In WWIIONLINE towns change hands, and a game will last for months, sometimes like 4 months. The incentive is the satisfaction knowing your efforts will last at least 2 months before a map reset, that I (me me me me) had an effect on the gaming world which will last a long time. Months. Not weeks, not days, not halves of months, or several halves of months added together to form a whole month, but months, almost a half a year too.
So if you do missions and fight NPC shipping around a contestable port you can drive it into "contention." Not all ports are contestable, the capitals and the newbie towns aren't for example, but most of them are. Once a port goes into contention a PvP zone opens around it, allowing pirates and eventually all players to engage in PvP battles in a fairly large radius around the port (large enough to encompass nearby ports as well). Players then earn contention points for their side, which can make it stable again or drive it to a final battle.
Contributing to destabilizing a port gives you a better chance at getting invited to the 25 vs 25 final battle that determines who gets it. After a porrt changes hands, the economic game in that town changes. As a previous poster stated, the cost of doing production in the port will go up or down based on if your side controls it, and you may no longer be able to build structures in that port. Your personal rep with the trade factions of the controlling nation makes a difference as well, as does your class (Freetraders have an easier time, naturally). Since ports have strategic economic value (resources that can't be found everywhere), taking key ports can have a serious impact on the ability for your side to make goods. Since pretty much everything in the game is player made, this matters.
Ports can flip back and forth, and as time goes by your side earns points for how many ports they control, and for each time they take a port. Since Pirates can't hold a port for very long before it reverts (they basically sack it), they have an incentive to keep taking them for more points. Other nations can have more of a "take and hold" policy. Eventually, over the course of months, one side will accumulate enough points for a server victory. But it won't happen in days or weeks. Then the parent nations in Europe sign a treaty, things get rearrange, and the process starts all over again.

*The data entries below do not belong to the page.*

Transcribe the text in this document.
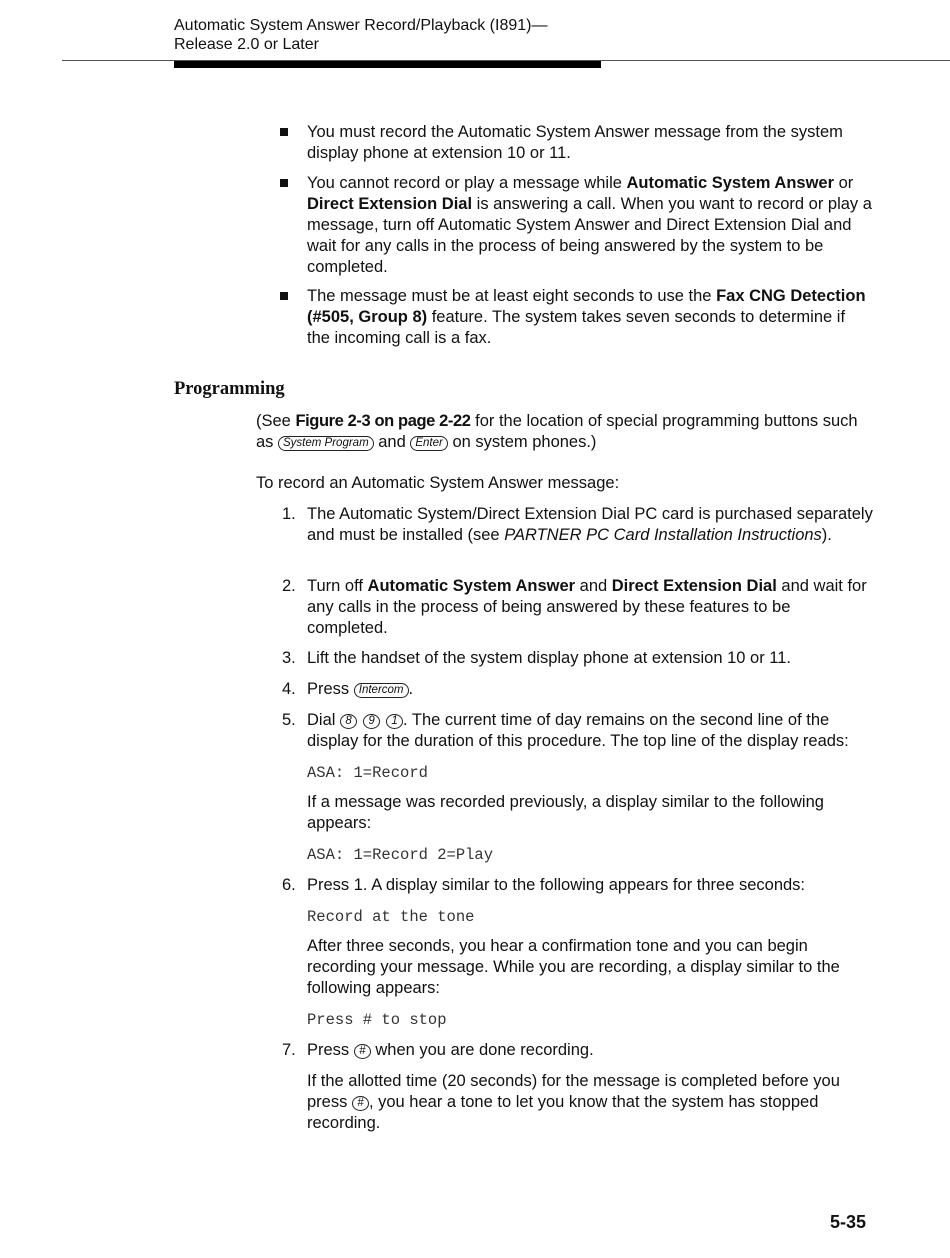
Automatic System Answer Record/Playback (I891)—
Release 2.0 or Later
You must record the Automatic System Answer message from the system display phone at extension 10 or 11.
You cannot record or play a message while Automatic System Answer or Direct Extension Dial is answering a call. When you want to record or play a message, turn off Automatic System Answer and Direct Extension Dial and wait for any calls in the process of being answered by the system to be completed.
The message must be at least eight seconds to use the Fax CNG Detection (#505, Group 8) feature. The system takes seven seconds to determine if the incoming call is a fax.
Programming
(See Figure 2-3 on page 2-22 for the location of special programming buttons such as System Program and Enter on system phones.)
To record an Automatic System Answer message:
1. The Automatic System/Direct Extension Dial PC card is purchased separately and must be installed (see PARTNER PC Card Installation Instructions).
2. Turn off Automatic System Answer and Direct Extension Dial and wait for any calls in the process of being answered by these features to be completed.
3. Lift the handset of the system display phone at extension 10 or 11.
4. Press Intercom .
5. Dial 8 9 1 . The current time of day remains on the second line of the display for the duration of this procedure. The top line of the display reads:
ASA: 1=Record
If a message was recorded previously, a display similar to the following appears:
ASA: 1=Record 2=Play
6. Press 1. A display similar to the following appears for three seconds:
Record at the tone
After three seconds, you hear a confirmation tone and you can begin recording your message. While you are recording, a display similar to the following appears:
Press # to stop
7. Press # when you are done recording.
If the allotted time (20 seconds) for the message is completed before you press # , you hear a tone to let you know that the system has stopped recording.
5-35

A more detailed (and probably accurate description of the whole port conquest system can be found here:
http://www.burningsea.com/pages/page.php?pageKey=news/article&article_id=10311
Rick Saada - FLS Dev & EPFBM
Rick Saada - FLS Dev & EPFBM
I suggest that if you don't get involved with the economy and don't really care about PVP then this is not the game for that type of person..from what I read at least thats a HUGE chunk of gameplay.
Take the Magic: The Gathering 'What Color Are You?' Quiz.
Well.. Personally. I agree that is a huge chunk of the game.. But I think i'm just in this one for the heck of blowing people up in my cheap ships.